Here’s what you’ll master across Chapters 21 to 25:

✅ Chapter 21: Text Preprocessing & Tokenization Learn how to clean, tokenize, and vectorize raw text using TensorFlow’s TextVectorization layer and Keras’s Tokenizer API. You’ll prepare sequence data for embedding layers and deep NLP models.

✅ Chapter 22: TF-IDF, Bag-of-Words Representations Explore foundational NLP techniques—count-based and frequency-based vectorization. Use CountVectorizer and TfidfVectorizer from scikit-learn to create interpretable, fast baselines for text classification tasks.

✅ Chapter 23: RNNs & LSTMs Dive into Recurrent Neural Networks and Long Short-Term Memory (LSTM) layers for learning from sequential text. You’ll build a sentiment classifier and understand how memory helps capture temporal context.

✅ Chapter 24: Transformers in TensorFlow (from Scratch) Discover the self-attention mechanism and build a mini Transformer Encoder using pure TensorFlow. This chapter provides an inside-out understanding of what powers BERT, GPT, and modern NLP architectures.

✅ Chapter 25: NLP Projects – Spam Detection, Sentiment Analysis, Autocomplete Apply everything you’ve learned in three mini-projects that span traditional and deep learning workflows. You’ll build and deploy real models that understand, classify, and even complete natural language.

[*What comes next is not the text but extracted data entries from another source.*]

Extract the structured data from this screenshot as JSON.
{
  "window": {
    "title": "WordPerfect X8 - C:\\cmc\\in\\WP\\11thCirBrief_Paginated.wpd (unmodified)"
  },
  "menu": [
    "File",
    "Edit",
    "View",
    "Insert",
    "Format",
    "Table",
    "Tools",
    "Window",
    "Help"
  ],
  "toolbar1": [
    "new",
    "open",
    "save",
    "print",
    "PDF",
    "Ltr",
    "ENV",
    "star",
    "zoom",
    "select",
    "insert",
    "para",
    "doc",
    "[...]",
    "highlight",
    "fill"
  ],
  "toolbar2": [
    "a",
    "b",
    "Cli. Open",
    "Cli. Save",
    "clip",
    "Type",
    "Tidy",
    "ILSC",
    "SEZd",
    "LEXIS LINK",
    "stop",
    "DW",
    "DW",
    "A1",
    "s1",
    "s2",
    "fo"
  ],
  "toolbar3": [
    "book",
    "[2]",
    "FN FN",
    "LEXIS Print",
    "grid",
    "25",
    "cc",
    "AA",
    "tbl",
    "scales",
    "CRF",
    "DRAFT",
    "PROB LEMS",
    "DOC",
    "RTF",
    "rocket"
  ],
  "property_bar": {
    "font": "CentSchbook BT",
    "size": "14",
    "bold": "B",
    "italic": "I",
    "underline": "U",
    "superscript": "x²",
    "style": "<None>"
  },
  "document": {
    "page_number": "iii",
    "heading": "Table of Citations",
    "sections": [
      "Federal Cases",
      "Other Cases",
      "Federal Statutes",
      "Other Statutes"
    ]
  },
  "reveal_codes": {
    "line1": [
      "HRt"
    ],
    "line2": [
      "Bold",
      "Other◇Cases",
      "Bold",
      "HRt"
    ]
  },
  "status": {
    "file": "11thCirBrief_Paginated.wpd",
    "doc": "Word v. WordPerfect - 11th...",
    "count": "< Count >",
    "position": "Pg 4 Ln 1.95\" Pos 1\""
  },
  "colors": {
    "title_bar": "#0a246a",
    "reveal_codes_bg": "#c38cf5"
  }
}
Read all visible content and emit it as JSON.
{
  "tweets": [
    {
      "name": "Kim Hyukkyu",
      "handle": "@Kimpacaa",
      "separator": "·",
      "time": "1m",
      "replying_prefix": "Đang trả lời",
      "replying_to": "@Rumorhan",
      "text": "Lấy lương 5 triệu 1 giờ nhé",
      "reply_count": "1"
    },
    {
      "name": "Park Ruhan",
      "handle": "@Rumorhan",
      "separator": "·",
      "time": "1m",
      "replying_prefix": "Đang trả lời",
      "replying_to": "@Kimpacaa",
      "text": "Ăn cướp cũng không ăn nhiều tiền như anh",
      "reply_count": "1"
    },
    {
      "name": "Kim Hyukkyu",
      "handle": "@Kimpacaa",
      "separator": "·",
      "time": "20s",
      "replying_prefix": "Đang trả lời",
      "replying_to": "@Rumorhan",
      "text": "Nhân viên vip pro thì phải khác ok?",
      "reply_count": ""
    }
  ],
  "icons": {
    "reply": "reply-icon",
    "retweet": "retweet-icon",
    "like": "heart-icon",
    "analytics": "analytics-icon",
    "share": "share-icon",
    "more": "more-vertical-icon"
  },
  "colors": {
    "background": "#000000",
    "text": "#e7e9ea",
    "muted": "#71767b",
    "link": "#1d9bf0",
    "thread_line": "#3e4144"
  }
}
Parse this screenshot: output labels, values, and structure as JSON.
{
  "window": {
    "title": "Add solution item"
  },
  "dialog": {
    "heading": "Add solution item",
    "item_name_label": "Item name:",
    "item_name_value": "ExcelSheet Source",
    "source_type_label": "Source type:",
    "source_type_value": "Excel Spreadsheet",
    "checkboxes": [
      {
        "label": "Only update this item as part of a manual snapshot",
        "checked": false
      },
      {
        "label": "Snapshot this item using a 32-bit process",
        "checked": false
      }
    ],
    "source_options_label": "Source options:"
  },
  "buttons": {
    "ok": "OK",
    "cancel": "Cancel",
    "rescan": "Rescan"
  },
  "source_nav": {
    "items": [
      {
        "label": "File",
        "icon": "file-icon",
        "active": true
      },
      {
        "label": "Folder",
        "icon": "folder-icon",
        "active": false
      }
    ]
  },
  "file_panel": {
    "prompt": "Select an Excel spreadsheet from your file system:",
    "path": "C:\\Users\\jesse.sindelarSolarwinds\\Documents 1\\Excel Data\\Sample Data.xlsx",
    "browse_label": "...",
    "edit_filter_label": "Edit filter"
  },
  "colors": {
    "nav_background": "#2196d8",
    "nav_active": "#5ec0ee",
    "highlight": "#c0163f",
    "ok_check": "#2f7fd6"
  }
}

After Part IV, You Will Be Able To:

  • Preprocess text and convert it to model-ready tensors

  • Choose the right representation (TF-IDF, embeddings, etc.) for your task

  • Build sequence models using RNNs, LSTMs, and Transformers

  • Create and deploy end-to-end NLP systems like sentiment analyzers or spam filters

  • Understand the inner workings of attention-based architectures

Part IV turns raw text into signals of meaning—paving the way for intelligent systems that speak, understand, and respond.